前期試験の結果まで、残すところ数日となっている。
「悠人がそういうなら仕方ないね……」
「悪いな」
船頭は来て早々、帰る準備をする。
「また後期まで頑張ろう。あるいは、前期の結果が両方とも合格してたら、な」
「ん~」
船頭は気のない返事をする。
「じゃあ、またね」
「あぁ」
赤石は船頭にチョコレートを持たせた。
「なにこれ?」
「旅する子にはなんとやら、だ」
「なんかちょっと違うくない?」
船頭は苦笑する。
「ありがと。じゃあこれ食べて後期試験まで私も頑張るね」
「ああ、お互い頑張ろう」
赤石は船頭を送り出した。
「よし……」
赤石は後期試験に向けて、最後の勉強に乗り出した。
前期試験、合格発表日――
「準備はできたかい、後輩君」
「ああ、できました」
赤石は家の前で、未市と落ち合っていた。
「本当に、他の皆は連れて行かなくてもいいのかな?」
「良いです。皆で見たら、誰か一人でも落ちてたら喜べないんで」
赤石は未市とともに、現地で前期試験の合格発表を見ることにしていた。
須田、黒野、三千路、船頭、八谷、北秀院を受けた誰を帯同することもなく、赤石は一人で受験結果を見に行く予定だった。

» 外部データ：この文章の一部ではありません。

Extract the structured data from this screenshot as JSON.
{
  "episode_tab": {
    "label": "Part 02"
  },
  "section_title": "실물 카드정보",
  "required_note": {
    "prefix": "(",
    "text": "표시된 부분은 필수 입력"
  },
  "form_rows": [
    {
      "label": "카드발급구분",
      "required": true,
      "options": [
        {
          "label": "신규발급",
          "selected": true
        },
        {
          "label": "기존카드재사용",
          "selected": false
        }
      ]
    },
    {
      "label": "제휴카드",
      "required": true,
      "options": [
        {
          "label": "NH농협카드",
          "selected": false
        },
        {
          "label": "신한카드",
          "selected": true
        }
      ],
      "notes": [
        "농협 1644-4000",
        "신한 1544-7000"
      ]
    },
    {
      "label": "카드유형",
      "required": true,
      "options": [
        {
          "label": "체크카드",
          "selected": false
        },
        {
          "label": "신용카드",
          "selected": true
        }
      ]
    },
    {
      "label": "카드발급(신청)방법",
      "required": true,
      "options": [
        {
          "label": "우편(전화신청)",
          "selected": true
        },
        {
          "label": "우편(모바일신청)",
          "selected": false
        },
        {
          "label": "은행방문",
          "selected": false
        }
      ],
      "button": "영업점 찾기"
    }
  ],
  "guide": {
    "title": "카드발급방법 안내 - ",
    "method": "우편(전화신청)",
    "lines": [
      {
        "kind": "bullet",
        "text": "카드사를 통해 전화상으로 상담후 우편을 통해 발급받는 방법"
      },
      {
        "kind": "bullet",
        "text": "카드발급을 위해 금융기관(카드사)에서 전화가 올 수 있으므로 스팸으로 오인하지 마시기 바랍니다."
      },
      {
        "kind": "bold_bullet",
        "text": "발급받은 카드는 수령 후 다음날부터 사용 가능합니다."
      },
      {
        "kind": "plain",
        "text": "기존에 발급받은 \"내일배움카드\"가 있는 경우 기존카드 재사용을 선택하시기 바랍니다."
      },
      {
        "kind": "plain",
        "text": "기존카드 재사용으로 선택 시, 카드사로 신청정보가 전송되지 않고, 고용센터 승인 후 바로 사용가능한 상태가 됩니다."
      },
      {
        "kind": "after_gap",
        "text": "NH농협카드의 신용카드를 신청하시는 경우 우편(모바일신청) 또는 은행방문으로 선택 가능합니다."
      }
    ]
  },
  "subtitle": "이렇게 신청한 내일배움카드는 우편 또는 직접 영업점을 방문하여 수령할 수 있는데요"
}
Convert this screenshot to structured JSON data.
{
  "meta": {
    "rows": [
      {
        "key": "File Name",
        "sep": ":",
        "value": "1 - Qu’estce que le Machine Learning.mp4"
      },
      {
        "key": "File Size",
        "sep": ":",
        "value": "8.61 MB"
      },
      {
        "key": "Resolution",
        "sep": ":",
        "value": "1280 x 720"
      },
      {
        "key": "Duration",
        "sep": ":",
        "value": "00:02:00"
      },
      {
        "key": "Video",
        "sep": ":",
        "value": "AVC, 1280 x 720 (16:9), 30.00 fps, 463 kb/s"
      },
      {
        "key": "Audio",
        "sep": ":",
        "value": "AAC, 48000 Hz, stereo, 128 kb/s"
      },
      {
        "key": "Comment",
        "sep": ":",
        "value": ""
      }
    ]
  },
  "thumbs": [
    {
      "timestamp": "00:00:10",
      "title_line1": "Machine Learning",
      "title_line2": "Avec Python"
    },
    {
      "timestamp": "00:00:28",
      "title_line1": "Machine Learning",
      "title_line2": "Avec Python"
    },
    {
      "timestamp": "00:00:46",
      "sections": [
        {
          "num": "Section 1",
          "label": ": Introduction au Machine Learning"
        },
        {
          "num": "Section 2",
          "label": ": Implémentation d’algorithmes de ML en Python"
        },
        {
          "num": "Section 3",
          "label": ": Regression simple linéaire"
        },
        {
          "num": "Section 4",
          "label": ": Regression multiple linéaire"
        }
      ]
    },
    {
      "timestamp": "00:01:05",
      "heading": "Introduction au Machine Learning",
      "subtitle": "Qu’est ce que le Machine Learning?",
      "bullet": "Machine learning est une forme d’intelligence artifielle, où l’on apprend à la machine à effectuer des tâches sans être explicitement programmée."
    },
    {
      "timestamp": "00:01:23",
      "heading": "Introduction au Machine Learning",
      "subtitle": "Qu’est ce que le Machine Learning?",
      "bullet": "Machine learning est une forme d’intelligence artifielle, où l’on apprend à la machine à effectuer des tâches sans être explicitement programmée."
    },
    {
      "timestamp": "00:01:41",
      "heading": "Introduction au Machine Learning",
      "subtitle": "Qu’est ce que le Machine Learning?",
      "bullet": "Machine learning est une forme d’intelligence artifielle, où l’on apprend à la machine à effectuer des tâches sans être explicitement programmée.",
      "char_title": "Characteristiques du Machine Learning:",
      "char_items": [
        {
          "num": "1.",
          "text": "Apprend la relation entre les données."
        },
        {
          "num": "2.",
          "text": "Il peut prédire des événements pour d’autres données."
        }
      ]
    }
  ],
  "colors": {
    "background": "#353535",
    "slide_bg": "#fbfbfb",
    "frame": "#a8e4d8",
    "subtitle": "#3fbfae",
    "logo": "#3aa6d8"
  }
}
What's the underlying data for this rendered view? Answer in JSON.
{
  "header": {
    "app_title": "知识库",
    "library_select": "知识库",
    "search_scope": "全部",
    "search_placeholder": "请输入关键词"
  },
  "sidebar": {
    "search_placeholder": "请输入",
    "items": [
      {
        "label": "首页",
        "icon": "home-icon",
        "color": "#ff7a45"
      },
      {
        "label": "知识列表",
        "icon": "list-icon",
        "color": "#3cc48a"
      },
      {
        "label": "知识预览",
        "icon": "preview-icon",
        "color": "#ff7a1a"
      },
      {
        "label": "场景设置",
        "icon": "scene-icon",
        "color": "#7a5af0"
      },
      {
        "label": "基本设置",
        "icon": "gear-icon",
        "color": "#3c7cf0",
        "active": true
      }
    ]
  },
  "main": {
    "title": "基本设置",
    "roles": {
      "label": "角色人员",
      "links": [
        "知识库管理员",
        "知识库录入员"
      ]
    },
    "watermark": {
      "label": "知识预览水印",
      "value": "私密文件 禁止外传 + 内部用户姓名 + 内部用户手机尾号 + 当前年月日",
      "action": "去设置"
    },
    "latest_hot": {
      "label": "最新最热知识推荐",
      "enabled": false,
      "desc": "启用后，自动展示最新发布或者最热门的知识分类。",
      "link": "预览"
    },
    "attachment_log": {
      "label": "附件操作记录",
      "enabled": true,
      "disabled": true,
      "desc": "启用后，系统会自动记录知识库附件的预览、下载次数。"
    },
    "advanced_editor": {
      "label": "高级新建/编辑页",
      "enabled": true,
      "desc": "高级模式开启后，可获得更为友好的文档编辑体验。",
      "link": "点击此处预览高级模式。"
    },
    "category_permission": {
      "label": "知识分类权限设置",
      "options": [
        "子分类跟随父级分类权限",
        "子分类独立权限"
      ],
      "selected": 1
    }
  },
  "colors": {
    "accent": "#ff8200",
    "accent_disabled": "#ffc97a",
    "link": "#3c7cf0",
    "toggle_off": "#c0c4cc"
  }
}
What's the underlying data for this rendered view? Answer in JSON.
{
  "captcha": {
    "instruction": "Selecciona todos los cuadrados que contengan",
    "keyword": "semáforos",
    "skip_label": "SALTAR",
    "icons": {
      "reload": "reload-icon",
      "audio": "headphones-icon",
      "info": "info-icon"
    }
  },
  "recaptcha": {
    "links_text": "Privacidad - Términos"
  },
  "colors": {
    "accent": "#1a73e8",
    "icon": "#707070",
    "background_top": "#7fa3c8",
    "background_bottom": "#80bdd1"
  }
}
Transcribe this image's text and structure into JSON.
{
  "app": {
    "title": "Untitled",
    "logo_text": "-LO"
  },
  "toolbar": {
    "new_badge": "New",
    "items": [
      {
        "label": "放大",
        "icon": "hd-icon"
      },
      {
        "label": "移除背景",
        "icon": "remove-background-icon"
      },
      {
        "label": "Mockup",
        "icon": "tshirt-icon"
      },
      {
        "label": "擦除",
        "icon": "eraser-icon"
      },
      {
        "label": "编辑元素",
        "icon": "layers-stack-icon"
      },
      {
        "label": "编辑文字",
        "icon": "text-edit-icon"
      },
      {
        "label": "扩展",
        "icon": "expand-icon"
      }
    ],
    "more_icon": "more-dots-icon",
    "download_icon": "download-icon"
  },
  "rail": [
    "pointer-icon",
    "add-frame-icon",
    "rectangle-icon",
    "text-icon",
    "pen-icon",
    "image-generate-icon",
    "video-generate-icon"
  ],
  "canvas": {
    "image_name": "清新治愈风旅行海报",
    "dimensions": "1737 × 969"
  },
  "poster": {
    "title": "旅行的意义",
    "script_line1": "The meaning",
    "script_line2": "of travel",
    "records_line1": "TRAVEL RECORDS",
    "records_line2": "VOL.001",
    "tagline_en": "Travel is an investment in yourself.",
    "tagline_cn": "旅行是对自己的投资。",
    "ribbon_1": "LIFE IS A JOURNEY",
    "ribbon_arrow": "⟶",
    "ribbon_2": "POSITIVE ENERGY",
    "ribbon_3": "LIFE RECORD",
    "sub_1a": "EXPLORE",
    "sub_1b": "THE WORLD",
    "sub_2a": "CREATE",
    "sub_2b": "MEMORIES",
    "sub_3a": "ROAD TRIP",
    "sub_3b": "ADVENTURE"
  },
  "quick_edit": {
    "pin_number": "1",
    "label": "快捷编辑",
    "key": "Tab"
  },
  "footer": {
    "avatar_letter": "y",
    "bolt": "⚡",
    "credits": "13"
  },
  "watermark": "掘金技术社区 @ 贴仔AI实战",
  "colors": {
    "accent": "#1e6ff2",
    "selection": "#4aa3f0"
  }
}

ただ一人、既に北秀院に在籍中の未市に連れられ、受験結果を見る予定だった。
「今日は無理言ってすまないね、後輩。私も君の受験結果が気になって気になって」
「全然良いですよ。先輩なら既に受かってるから、喜ぶのも泣くのも気を遣わなくてすみそうです」
赤石と未市は受験会場に出発した。
「さぁ、僕の大切な大切な後輩。受験結果を見に行こうか」
「いきましょうか」
赤石は受験票を胸に、大切にしまった。
北秀院大学に着き、門を抜ける。
ネットでも合格発表を知ることは出来たが、生涯で一度あるかないかという大学発表に、赤石は珍しく外出を決め込んだ。
受験番号は、一四一六。
今までの人生で最も重要な試験の結果が、張り出される。
同世代と思われる男女が多く、集まっていた。そして大学の生徒と思しき男女も何故か、近くで見届けようとしていた。
「はぁ……」
赤石は小さなため息を吐いた。
どうしても、緊張が隠し切れない。
「大丈夫かい、後輩? 私の、揉む?」
未市が冗談交じりに、胸を張る。
「ここで俺がイエスと言えば、要さんはどうするつもりだったんですか?」
赤石は意地悪そうな顔で笑う。
「そりゃあもちろん、赤石君の気のすむまで自由にさせるさ。揉まれて減るもんでもないしね」
「魂の損失があるでしょ。相変わらず軽口がお好きですね」
未市の軽口が入って来ない。
それほどに赤石は緊張しきっていた。
「受験番号は?」
「一四一六」
「そっか」
未市は赤石の受験票を覗き込む。
「語呂合わせで、一生一浪だね」
「なんて縁起でもないこと言ってるんですか」
未市はからからと笑う。
そんな雑談をしているうちに、合格発表が掲載されているであろう掲示板がガラガラと運ばれて来た。
白い布が被さっており、何も見えない。
「ついに……」
「ついに」
赤石たちに一層の緊張が訪れる。
「はぁ……」
赤石は再三にわたるため息を吐いた。
今ここで、赤石の今後一年の動向が決まる。
「……」
「……」
自然、赤石と未市の間の会話も減る。
「……」
受験結果発表の予定時刻、十五時となった。
しきりに腕時計を気にしていた妙齢の女性が、声をあげた。
「ただいまより、北秀院大学前期試験の受験結果を、張り出します」
そう言うや否や、白い布が取り払われた。
「きた……」
「きた」
掲示板の前には、多数の学生がいる。
人が多く、掲示板に書かれている内容がよく見えない。
掲示板の前で群がっている多数の学徒たちがざわざわとひしめく。
「……」
「……」
数秒の時間を置いて、
「やったーーーーーーーーーーーーーーーー!」
合格したであろう誰かの叫び声が、その場に響いた。
「あった、あったーーーーーー!」
すぐ後に、女が泣き崩れる。
早々に合格を決めた女は涙を拭った。
つられるようにして、続々と学徒たちの喜びの声が聞こえてくる。
悲喜交々、同時に涙を流す生徒も出てくる。
受かって泣いているのか、落ちて泣いているのかは判断がつかなかった。
「合格、おめでとうーーーーー!」
合格の雄叫び第一声を上げた男子学生の下に、ラグビー部と思しき男たちが大量にやって来た。
「「「わーっしょい! わーっしょい!」」」
ラガーマンたちは学生を胴上げする。
「……」
すごい状況だな、などと益体もないことを思う暇もなく、赤石は掲示板から自身の受験番号を探す。
「一四一六、一四一六……」
赤石は一四〇〇番台を見つけた。
「一四〇二、一四〇三、一四〇六、一四〇九、一四一一、一四一三――」
読み上げて、いく。
「……」
赤石は掲示板の前で、固まった。